Daniel Webb (writer)
Daniel Webb was an Irish writer on aesthetics whose works enjoyed a considerable vogue for a time.
Life
Webb was born at Maidstown, County Limerick, in 1718 or 1719, the eldest son of Daniel Webb of Maidstown Castle, and his wife Dorothea, daughter and heiress of M. Leake of Castle Leake, County Tipperary. He matriculated from New College, Oxford, on 13 June 1735.Following his studies he went to Rome, where he became friendly with the Neoclassical painter Anton Raphael Mengs who painted his portrait. On his return to Britain he published his Inquiry into the Beauties of Painting. Winkelmann later accused him of having plagiarised the work from the unpublished manuscript of Mengs' treatise Gedanken über die Schönheit.

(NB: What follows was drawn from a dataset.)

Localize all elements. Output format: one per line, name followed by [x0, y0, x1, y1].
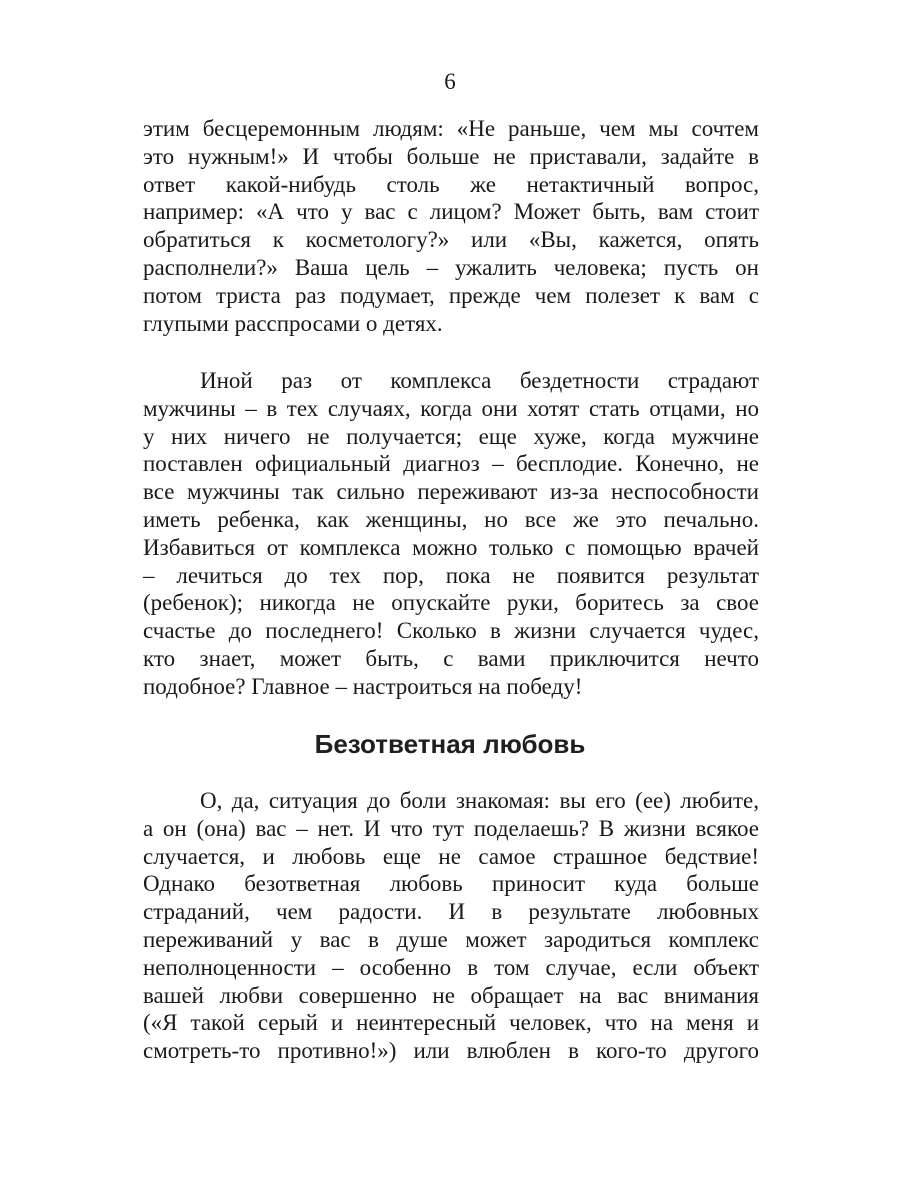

In later life he lived mainly at Bath. He was married twice, first, to Jane Lloyd and, later to Elizabeth Creed. He died, leaving no children, on 2 August 1798.
Works
- An Inquiry into the Beauties of Painting.
- Remarks on the Beauties of Poetry,.
- Observations on the Correspondence between Poetry and Music.
- Literary Amusements in Verse and Prose.Some Reasons for thinking the Greek Language was borrowed from the Chinese: In Notes on the "Grammatica Sinica" of Mons. Fourmont. Webb's theory of the derivation of the Greek language was not one that Fourmont, a French scholar who died in 1745, had considered.